The McClatchy Company announced on Thursday that it has filed for Chapter 11 protections — a move that will likely end family control of the nation's second-largest local news company. The company plans to hand over the reins to a New Jersey-based hedge fund, which will run it as a privately held organization.
McClatchy said it would continue to operate normally as it restructures its pension and debt obligations. Kevin McClatchy, the company's chairman, called the expected handover a "sad milestone after 163 years of family control." But he said McClatchy remains "committed to essential local news and information."
The company's legacy dates back to 1857, when it first published a four-page paper in Sacramento, California. It currently operates 30 papers across 14 states, including the Miami Herald, Charlotte Observer, Kansas City Star and Tacoma, Washington's News Tribune.
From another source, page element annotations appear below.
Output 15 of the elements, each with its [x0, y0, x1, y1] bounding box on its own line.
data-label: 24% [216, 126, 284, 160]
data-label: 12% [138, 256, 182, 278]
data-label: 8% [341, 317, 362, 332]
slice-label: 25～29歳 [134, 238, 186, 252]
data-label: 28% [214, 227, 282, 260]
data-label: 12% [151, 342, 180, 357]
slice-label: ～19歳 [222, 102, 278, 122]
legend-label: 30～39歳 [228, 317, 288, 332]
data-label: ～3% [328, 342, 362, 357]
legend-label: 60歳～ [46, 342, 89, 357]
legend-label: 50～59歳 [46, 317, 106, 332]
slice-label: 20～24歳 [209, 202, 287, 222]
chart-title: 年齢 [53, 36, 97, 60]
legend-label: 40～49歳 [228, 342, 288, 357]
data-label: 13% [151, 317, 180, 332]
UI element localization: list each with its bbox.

Kevin McClatchy noted that the company's financial woes could be attributed to the scale of its "75-year-old pension plan," which reportedly covers more than 24,000 current and future retirees.
But the company has struggled with declining revenues and debt in recent years, especially since acquiring the Knight-Ridder newspaper chain in 2006 for $4.5 billion. Last November, McClatchy announced it would cut Saturday print issues network-wide by the end of 2020. But for some news industry observers, McClatchy's announcement is yet another indicator of a more worrying trend: the ongoing consolidation and collapse of local news.
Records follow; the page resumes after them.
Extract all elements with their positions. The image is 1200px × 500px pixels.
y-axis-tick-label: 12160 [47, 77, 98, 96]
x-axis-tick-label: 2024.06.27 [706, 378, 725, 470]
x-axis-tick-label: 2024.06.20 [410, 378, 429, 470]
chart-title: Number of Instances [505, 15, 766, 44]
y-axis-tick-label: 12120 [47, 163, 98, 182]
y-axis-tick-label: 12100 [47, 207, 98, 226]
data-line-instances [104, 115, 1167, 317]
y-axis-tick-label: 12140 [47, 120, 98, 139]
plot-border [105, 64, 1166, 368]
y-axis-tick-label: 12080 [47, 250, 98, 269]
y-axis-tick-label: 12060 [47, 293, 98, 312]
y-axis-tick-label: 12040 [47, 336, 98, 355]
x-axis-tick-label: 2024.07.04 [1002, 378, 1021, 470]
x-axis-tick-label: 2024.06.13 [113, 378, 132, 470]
Viktorya Vilk is the director of digital safety and free expression programs at PEN America, a nonprofit that advocates for free expression and press freedoms. She said: "Because local news is actually our watchdog for government accountable, keeping corporations accountable — as we lose local journalism, government corruption and corporate corruption goes up, government costs increase, government salaries increase."
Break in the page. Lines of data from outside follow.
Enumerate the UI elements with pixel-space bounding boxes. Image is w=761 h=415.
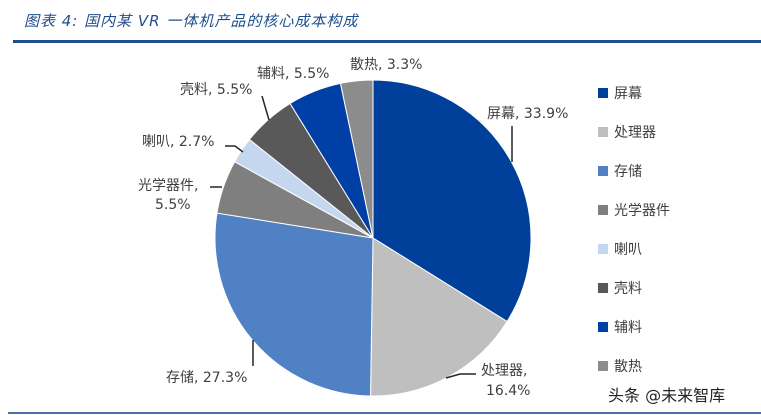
legend-label: 喇叭	[614, 242, 642, 258]
leader-lines	[210, 95, 513, 379]
legend-label: 散热	[614, 359, 642, 375]
legend-label: 屏幕	[614, 86, 642, 102]
pie-slices	[214, 79, 532, 397]
legend-label: 处理器	[614, 125, 656, 141]
label-storage: 存储, 27.3%	[166, 370, 248, 386]
leader-processor	[445, 373, 476, 379]
label-cooling: 散热, 3.3%	[350, 57, 423, 73]
label-screen: 屏幕, 33.9%	[487, 106, 569, 122]
legend-swatch	[598, 127, 608, 137]
label-accessory: 辅料, 5.5%	[257, 66, 330, 82]
label-optics-value: 5.5%	[155, 197, 191, 213]
legend-item-shell: 壳料	[598, 278, 642, 298]
legend-item-cooling: 散热	[598, 356, 642, 376]
legend-swatch	[598, 283, 608, 293]
title-divider	[13, 40, 761, 43]
label-processor-name: 处理器,	[481, 363, 528, 379]
label-shell: 壳料, 5.5%	[180, 82, 253, 98]
legend-label: 壳料	[614, 281, 642, 297]
pie-slice-2	[214, 212, 374, 397]
legend-swatch	[598, 361, 608, 371]
bottom-divider	[8, 412, 761, 414]
legend-swatch	[598, 244, 608, 254]
legend-label: 光学器件	[614, 203, 670, 219]
leader-speaker	[225, 145, 244, 153]
watermark: 头条 @未来智库	[608, 386, 726, 405]
legend-swatch	[598, 166, 608, 176]
label-optics-name: 光学器件,	[138, 178, 199, 194]
label-processor-value: 16.4%	[486, 383, 531, 399]
pie-slice-0	[372, 79, 532, 323]
legend-item-optics: 光学器件	[598, 200, 670, 220]
legend-swatch	[598, 322, 608, 332]
legend-item-speaker: 喇叭	[598, 239, 642, 259]
label-speaker: 喇叭, 2.7%	[142, 134, 215, 150]
leader-shell	[261, 95, 270, 121]
chart-title: 图表 4: 国内某 VR 一体机产品的核心成本构成	[24, 12, 359, 30]
legend-label: 存储	[614, 164, 642, 180]
legend-item-accessory: 辅料	[598, 317, 642, 337]
legend-swatch	[598, 205, 608, 215]
legend-item-screen: 屏幕	[598, 83, 642, 103]
legend-item-processor: 处理器	[598, 122, 656, 142]
legend-swatch	[598, 88, 608, 98]
legend-item-storage: 存储	[598, 161, 642, 181]
legend-label: 辅料	[614, 320, 642, 336]
pie-slice-7	[339, 79, 374, 239]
Vilk said consolidation often leads to news coverage that is "less diverse, less local and more national" — and that's "not good news for communities or for democracy."
"The time has come for us to radically rethink how we think about local journalism in this country, so that we don't just think of it as a commercial good but actually think of it as a public good," said Vilk. "A service that is so vital to communities and to democracy that it deserves not only private sector support but actually philanthropic support and public support."